Sony continues to establish a foothold in the American market for its SingStar karaoke franchise with two more releases, SingStar '80s and SingStar Amped. The former ought to be self-explanatory--sing your favorite cheesy pop songs from the 1980s--and the latter focuses on classic and contemporary rock music. Both of these games are essentially identical in feature set and presentation to the last two SingStar games, Pop and Rocks! That makes them both serviceable, no-frills karaoke packages, and the only real difference between the two is their song lists, both of which have turned out to be pretty solid.
In fact, the track lineup in '80s is probably the most cohesive of all the SingStar games released so far in North America, given that it focuses on that one relatively brief span of time. It's a who's-who of hits from the decade of MTV and Reaganomics, with everything from "Material Girl" (Madonna) and "Heart of Glass" (Blondie) to "I Ran" (Flock of Seagulls) and "Eye of the Tiger" (Survivor). Even Nena's quietly topical antinuke romp "99 Red Balloons" has managed to sneak onto the disc (not the German version, sadly). To round out the '80s feel, Twisted Sister's Dee Snyder (or at least one really good look-alike) appears in the game's intro movie in full period regalia. Like the other PlayStation 2 SingStar games, the presentation here is otherwise devoid of personality. But the song list is so familiar--anyone who was alive in the '80s will recognize most of the songs here--that the '80s theme manages to brightly shine through.

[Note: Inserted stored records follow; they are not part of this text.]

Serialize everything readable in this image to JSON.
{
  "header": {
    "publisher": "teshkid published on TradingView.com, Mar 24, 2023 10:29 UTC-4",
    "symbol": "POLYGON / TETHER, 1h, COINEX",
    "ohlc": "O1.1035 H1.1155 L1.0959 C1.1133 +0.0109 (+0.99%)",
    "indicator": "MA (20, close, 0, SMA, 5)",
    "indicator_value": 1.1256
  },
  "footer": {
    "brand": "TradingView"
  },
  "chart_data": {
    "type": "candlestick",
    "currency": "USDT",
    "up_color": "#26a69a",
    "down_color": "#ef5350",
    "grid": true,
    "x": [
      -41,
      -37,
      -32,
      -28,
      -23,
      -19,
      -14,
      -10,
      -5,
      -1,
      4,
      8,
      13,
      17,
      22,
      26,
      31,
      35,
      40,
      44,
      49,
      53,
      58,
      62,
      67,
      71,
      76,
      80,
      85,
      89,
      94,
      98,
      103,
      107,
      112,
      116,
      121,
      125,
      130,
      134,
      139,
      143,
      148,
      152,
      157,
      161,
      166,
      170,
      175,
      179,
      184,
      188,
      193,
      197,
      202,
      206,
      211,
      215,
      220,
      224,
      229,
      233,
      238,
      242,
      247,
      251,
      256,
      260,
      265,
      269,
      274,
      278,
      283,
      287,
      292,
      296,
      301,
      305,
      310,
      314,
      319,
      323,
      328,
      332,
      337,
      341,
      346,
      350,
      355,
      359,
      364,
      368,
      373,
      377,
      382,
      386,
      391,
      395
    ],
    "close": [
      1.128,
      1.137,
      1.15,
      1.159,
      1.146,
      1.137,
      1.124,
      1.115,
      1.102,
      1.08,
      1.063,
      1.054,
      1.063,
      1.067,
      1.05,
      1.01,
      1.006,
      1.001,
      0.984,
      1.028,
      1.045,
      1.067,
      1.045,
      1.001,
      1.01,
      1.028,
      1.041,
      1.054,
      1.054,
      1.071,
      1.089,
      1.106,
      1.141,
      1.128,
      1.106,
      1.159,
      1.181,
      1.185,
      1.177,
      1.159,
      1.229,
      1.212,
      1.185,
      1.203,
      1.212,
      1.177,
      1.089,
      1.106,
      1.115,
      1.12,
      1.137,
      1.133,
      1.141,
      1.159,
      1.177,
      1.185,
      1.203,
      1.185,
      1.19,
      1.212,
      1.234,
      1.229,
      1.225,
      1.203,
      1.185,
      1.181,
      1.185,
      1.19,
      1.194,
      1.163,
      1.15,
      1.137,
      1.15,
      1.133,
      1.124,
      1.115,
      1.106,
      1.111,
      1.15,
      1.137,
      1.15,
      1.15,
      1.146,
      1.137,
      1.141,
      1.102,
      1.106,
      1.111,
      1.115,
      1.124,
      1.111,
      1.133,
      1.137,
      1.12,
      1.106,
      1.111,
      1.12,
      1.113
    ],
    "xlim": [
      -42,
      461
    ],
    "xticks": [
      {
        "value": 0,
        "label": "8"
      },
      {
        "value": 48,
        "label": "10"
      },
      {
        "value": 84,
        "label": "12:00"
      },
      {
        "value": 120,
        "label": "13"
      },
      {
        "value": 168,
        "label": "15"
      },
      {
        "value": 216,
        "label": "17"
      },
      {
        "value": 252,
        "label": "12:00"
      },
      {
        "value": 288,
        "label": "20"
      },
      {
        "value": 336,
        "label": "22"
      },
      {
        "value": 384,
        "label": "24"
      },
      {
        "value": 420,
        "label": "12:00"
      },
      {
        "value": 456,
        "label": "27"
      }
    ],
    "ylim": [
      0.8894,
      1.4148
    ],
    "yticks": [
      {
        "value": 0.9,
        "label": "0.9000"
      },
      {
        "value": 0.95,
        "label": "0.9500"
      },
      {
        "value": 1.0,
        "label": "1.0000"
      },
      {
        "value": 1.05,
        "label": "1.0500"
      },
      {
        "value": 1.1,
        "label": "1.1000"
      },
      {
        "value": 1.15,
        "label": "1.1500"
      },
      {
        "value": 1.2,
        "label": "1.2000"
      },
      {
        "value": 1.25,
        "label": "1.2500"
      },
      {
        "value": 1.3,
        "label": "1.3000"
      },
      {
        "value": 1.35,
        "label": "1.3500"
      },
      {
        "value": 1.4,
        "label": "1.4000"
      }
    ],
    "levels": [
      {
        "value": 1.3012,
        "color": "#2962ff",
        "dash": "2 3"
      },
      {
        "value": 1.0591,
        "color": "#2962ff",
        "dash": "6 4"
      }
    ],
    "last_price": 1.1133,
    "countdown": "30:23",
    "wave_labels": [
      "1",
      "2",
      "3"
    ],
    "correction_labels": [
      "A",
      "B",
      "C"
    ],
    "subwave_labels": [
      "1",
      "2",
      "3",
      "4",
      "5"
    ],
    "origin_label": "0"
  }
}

If you haven't played a SingStar game before, all of the ones released so far on the PlayStation 2 offer an identical, spartan menu setup that lets you play individual songs for score, as well as engage in a number of competitive and party games for between two and eight players. These include rapid-fire song medleys, score attacks, pass-the-mic challenges, and so on. You've also got the ability to record your performances for later playback and review, and to make yourself sound like a robot with one of several vocal filters. As with the previous games, you get music videos of the various artists performing as you sing their songs, but you can also plug in the EyeToy camera if you want to see yourself dancing awkwardly behind the lyrics instead.
Like previous versions, both '80s and Amped come in $50 retail packages that offer a quality pair of microphones and a USB adapter. But previous SingStar owners can also nab the games individually for $30 apiece. Each game has 30 songs on its list, and considering that the de facto music-industry pricing for song downloads is around $1 these days, that makes for a reasonable deal. These PS2 SingStar games will likely start to feel antiquated after the more feature-rich, online-enabled PlayStation 3 version hits later this year, but for now, they'll do a fine job for your typical Friday night sing-along.